Após levar um filme produzido pela Netflix para o Festival de Veneza, um dos mais tradicional festivais de cinema do mundo, com indicações a melhor filme e melhor roteiro, vencendo nesta última categoria, os irmãos Joel e Ethan Coen estreiam no canal de streaming seu 18º longa metragem em uma das parcerias mais duradouras e impecáveis do cinema americano com A Balada de Buster Scruggs (The Ballad of Buster Scruggs, 2018).
O filme se trata de uma antologia construída por seis histórias ambientadas no Velho Oeste Americano, mais precisamente no imaginário mítico que compõe este período da História do país, reforçado durante anos e anos primeiramente pela literatura de western, com as Dime Novels, que tinham este nome por terem um custo muito baixo, e depois compilados em livros de contos que traziam as aventuras e desventuras de cowboys, donzelas em perigo, foras-da-lei e intrépidos xerifes. Esta mitologia se mostrou um prato cheio, no início do século XIX, para compor as narrativas de uma arte recém criada e fortemente difundida desde então, o Cinema. Em pouco tempo o western (ou faroeste como é mais conhecido por aqui, termo que deriva de Far West, ou Oeste distante) se constituiria como um dos gêneros mais abordados pela sétima arte, de tal forma que o grande crítico e teórico do cinema André Bazin o classificou como “o cinema americano por excelência”.

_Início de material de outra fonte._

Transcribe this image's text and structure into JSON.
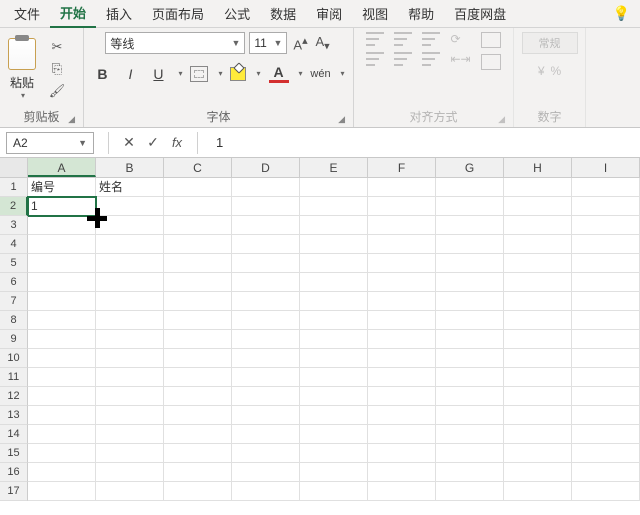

Os Coen já demonstraram grande interesse pelo estudo dos gêneros cinematográficos mais típicos do cinema norte americano em sua filmografia. Seu primeiro longa, o ótimo Gosto de Sangue (Blood Simple, 1984), já flertava com o noir, enquanto Ajuste Final (Miller’s Crossing, 1990) é claramente um filme de gangster. E é claro que o western já teve sua vez, primeiro em uma versão moderna do gênero com o incrível Onde os Fracos Não Têm Vez (No Country for Old Men, 2007), baseado no livro de Cormac McCarthy, e depois em uma nova adaptação do livro de Charles Portis, Bravura Indômita (True Grit, 2010), trazendo uma abordagem mais clássica do gênero. E fica bastante claro como os dois cineastas conseguem imprimir em todas estas versões, assim como em todos os seus filmes, uma identidade inconfundível, um traço de humor ácido e uma versatilidade, além de um revisionismo, em especial nos filmes aqui citados, que os coloca como dois dos mais proeminentes cineastas americanos de todos os tempos.
Neste novo filme Joen e Ethan Coen voltam a abordar o western, mas desta vez o fazem como uma forma de homenagear o gênero em suas mais variadas características e, ainda assim, colocando sua marca singular em cada uma das seis histórias contadas. O filme se estrutura na forma de um livro, The Ballad of Buster Scruggs and Other Tales of the American Frontier (A Balada de Buster Scruggs e Outros Contos do Faroeste Americano), onde cada capítulo traz, além de uma ilustração colorida, um conto diferente sem nenhuma interligação com os outros.
O primeiro destes contos é o que dá nome ao filme. Buster Scruggs (Tim Blake Nelson) é um charmoso fora-da-lei que cavalga montado em seu cavalo Dan, cantando alto e tocando sua viola. E aqui já percebemos que um dos destaques do filme será a bela fotografia do francês Bruno Delbonnel, que já havia trabalhado com os Coen em Inside Llewyn Davis: Balada de um Homem Comum (Inside Llewyn Davis, 2013), que se beneficia das deslumbrantes paisagens características do western para ambientar cada uma das histórias, e é onde mais sentimos a falta de uma tela grande de cinema. O conto de Scruggs é o mais divertido dos seis, com uma pegada meio Lucky Luke, e suas músicas e coreografias, mas também uma violência contrastante com o irrefreável bom humor do protagonista. Além disso é o único em que temos uma narração, no caso do próprio Buster Scruggs, que inclusive quebra a quarta parede falando diretamente com o espectador.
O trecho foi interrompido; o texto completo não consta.